Selbstzensur im Darknet

Ethisch korrekte Kriminelle?

Die Opfer der US-amerikanischen Opiatkrise haben auch auf die dunklen Kreise des Internets einen Einfluss. Die Justizbehörden Großbritanniens teilten mit, verschiedene Marktsegmente im Internet hätten freiwillig beschlossen, den Vertrieb eines der gefährlichsten synthetischen Opioide Fentanyl zu verbieten. Da die Nachfrage weiterhin gewaltig ist, wird es jedoch an anderer Stelle immer noch angeboten.

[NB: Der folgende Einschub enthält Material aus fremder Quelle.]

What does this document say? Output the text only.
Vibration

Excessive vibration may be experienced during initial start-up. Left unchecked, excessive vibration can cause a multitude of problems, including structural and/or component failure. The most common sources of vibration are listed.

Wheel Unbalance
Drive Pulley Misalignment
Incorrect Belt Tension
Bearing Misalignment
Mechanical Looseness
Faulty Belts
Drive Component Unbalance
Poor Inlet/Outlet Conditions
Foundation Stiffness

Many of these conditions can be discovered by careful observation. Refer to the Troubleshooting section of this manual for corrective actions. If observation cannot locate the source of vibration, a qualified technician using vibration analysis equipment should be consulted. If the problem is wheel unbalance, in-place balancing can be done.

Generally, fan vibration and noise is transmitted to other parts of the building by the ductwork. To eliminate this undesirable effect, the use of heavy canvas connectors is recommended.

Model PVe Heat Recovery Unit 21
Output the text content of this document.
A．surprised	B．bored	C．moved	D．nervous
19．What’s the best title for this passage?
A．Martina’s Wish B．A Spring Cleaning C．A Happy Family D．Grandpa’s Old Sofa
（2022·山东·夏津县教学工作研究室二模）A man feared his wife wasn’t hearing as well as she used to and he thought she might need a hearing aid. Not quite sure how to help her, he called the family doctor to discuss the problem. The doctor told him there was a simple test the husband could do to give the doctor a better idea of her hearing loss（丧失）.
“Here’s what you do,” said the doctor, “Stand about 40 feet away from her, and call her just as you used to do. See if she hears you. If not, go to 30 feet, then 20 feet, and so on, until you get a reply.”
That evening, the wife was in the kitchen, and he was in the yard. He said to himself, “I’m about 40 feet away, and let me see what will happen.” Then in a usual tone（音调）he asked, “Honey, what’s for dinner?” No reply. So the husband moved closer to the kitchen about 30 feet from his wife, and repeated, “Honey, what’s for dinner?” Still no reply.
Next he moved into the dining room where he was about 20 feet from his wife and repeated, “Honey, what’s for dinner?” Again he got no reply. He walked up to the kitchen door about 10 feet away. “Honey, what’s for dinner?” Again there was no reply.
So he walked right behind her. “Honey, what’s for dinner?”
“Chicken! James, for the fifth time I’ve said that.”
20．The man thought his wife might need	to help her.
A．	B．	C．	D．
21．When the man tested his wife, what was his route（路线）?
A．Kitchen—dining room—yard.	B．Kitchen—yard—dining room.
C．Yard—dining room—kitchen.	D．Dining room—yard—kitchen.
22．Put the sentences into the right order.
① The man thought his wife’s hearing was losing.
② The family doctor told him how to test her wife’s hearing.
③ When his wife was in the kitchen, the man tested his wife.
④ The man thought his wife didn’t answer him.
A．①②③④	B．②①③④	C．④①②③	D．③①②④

Verborgen vor traditionellen Browsern, durch Verdunklung und ständigen Wechsel der IP-Adressen schwer zu verfolgen, zeigte das Darknet auch bisher ambivalente Züge. Es war bislang unstrittig, dass alle illegalen Drogen angeboten werden können, solange ihre Inhaltsstoffe genau aufgeführt sind und die KonsumentInnen eine positive Rückmeldung über die Qualität geben. Dass nun auf mehreren Webseiten Fentanyl von der Drogenliste verbannt wurde, stellt eine neue Situation dar. Es scheint, dass sich auf den dunklen Seiten des Internets eine noch dunklere Schicht abzeichnet, die wider jede Vernunft weiter mit dem tödlichen Mittel handelt. Es stellt sich die Frage, ob Schwarzmarkthändler die besseren Menschen sind, die mit entsprechenden Informationen sogar die gefährlichsten Drogen verkaufen, oder diejenigen, die bei weniger risikoreichen Mitteln bleiben und zulassen, dass andere mit dem von Hunderttausenden benutzten Fentanyl ihren Reibach machen. Vince O’Brien, Ermittler der Nationalen Strafverfolgungsbehörden, ist der Meinung, dass Betreiber von Darknet-Seiten nicht aus Menschlichkeit handeln. Es treibe sie die Sorge, dass die Todesfälle die Aufmerksamkeit der Polizei erregten und größere Anstrengungen unternommen werden müssten, um sie aufzuklären. Was auch immer der wahre Grund sein mag, für O’Brien stellt es eine beispiellose Selbstzensur dar, dass diejenigen, die den freien Vertrieb aller Drogen befürworten und praktizieren, im Darknet ein Mittel verbieten.

fentanyl

Wie aber unterscheidet sich der Handel mit einer potenziell tödlichen Droge von dem mit – sagen wir – einer automatischen Feuerwaffe? In der Frage des Waffenhandels waren die BesucherInnen des Darknets von Anfang an geteilter Meinung, die verschiedenen illegalen Online-Marktplätze wenden schon seit Jahren unterschiedliche Regeln an. Dream Market, eine der populärsten Plattformen im Darknet, verbot, oder – genauer gesagt – verbannte Fentanyl schon im Mai 2018. Dort werden aber auch Schusswaffen nicht toleriert.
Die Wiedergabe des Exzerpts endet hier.